Chipman’s Point Ferry Complex

“Chipman’s Point is a historic 19th-century ferry complex on Chipman Point Road in Orwell, Vermont. The complex includes two early 19th-century stone warehouses, a former Lake Champlain ferry landing site (used until 1975), and the foundational remains of the Chipman Point Hotel. It was listed on the National Register of Historic Places in 1996.[1]
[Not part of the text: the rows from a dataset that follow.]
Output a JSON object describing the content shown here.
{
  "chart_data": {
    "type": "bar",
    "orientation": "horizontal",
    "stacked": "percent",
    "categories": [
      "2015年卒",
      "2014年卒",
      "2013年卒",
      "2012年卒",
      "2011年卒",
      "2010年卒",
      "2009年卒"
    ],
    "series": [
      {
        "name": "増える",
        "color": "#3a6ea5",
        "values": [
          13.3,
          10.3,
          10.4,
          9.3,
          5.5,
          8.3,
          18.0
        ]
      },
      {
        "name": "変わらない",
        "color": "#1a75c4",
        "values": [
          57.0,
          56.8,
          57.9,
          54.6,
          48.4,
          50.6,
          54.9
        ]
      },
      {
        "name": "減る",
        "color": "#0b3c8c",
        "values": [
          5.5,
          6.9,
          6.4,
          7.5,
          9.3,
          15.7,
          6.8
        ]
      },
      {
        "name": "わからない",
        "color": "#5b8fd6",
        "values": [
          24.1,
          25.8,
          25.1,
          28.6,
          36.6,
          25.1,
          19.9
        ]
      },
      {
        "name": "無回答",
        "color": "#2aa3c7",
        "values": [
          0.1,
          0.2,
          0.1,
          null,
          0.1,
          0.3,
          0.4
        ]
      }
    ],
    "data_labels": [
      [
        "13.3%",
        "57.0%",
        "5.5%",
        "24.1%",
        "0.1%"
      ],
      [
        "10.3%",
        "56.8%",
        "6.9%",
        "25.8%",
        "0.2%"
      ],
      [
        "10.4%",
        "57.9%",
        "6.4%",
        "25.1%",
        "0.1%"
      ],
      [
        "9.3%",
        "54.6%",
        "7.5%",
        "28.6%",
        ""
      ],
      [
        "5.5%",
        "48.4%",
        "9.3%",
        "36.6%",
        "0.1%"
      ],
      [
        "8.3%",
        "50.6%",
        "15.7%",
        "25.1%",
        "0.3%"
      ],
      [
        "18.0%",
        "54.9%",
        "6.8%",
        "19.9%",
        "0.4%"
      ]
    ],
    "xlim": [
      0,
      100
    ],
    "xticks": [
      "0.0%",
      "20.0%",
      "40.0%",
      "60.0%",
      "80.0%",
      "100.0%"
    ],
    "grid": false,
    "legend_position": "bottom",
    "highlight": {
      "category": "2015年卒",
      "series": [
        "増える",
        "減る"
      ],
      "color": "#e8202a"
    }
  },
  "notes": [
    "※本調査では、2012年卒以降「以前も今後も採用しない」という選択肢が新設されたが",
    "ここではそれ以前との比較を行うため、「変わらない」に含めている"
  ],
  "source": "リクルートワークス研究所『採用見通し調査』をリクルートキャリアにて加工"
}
Chipman’s Point is located on the eastern shore of Lake Champlain, in its narrow southern reach opposite Wright, New York. Chipman Point Road leads to the area from Vermont Route 73A, and ends at a former ferry landing slip, now used as a local boat launch and fishing site. To the south of the landing, in an area now occupied by a local marina, stand two large four-story stone warehouses, built on limestone outcrops directly on the lakeshore. On a terraced rise above the two warehouses are the foundational remnants of the Chipman Point Hotel. The warehouses and hotel ruins are composed mainly of local limestone, which probably came from quarry sites on nearby stone outcrops.[2]

At the middle of the 19th century, Chipman’s Point was one of Orwell’s largest and busiest economic and commercial centers, with a church, post office, hotel, and residences, all oriented toward the ferry and shipping business. The warehouses were built to store goods awaiting passage by ship or to be picked up for local delivery, and the hotel (which burned in 1952) served travelers. The importance of the lake for transportation declined after the arrival of the railroad in the region in 1849, and even the ferry service across the lake was discontinued in 1975.[2]”-

One of the two 4-storey warehouses. The stone was likely quarried nearby. Note the winch reel at the top center partially hidden by the foliage.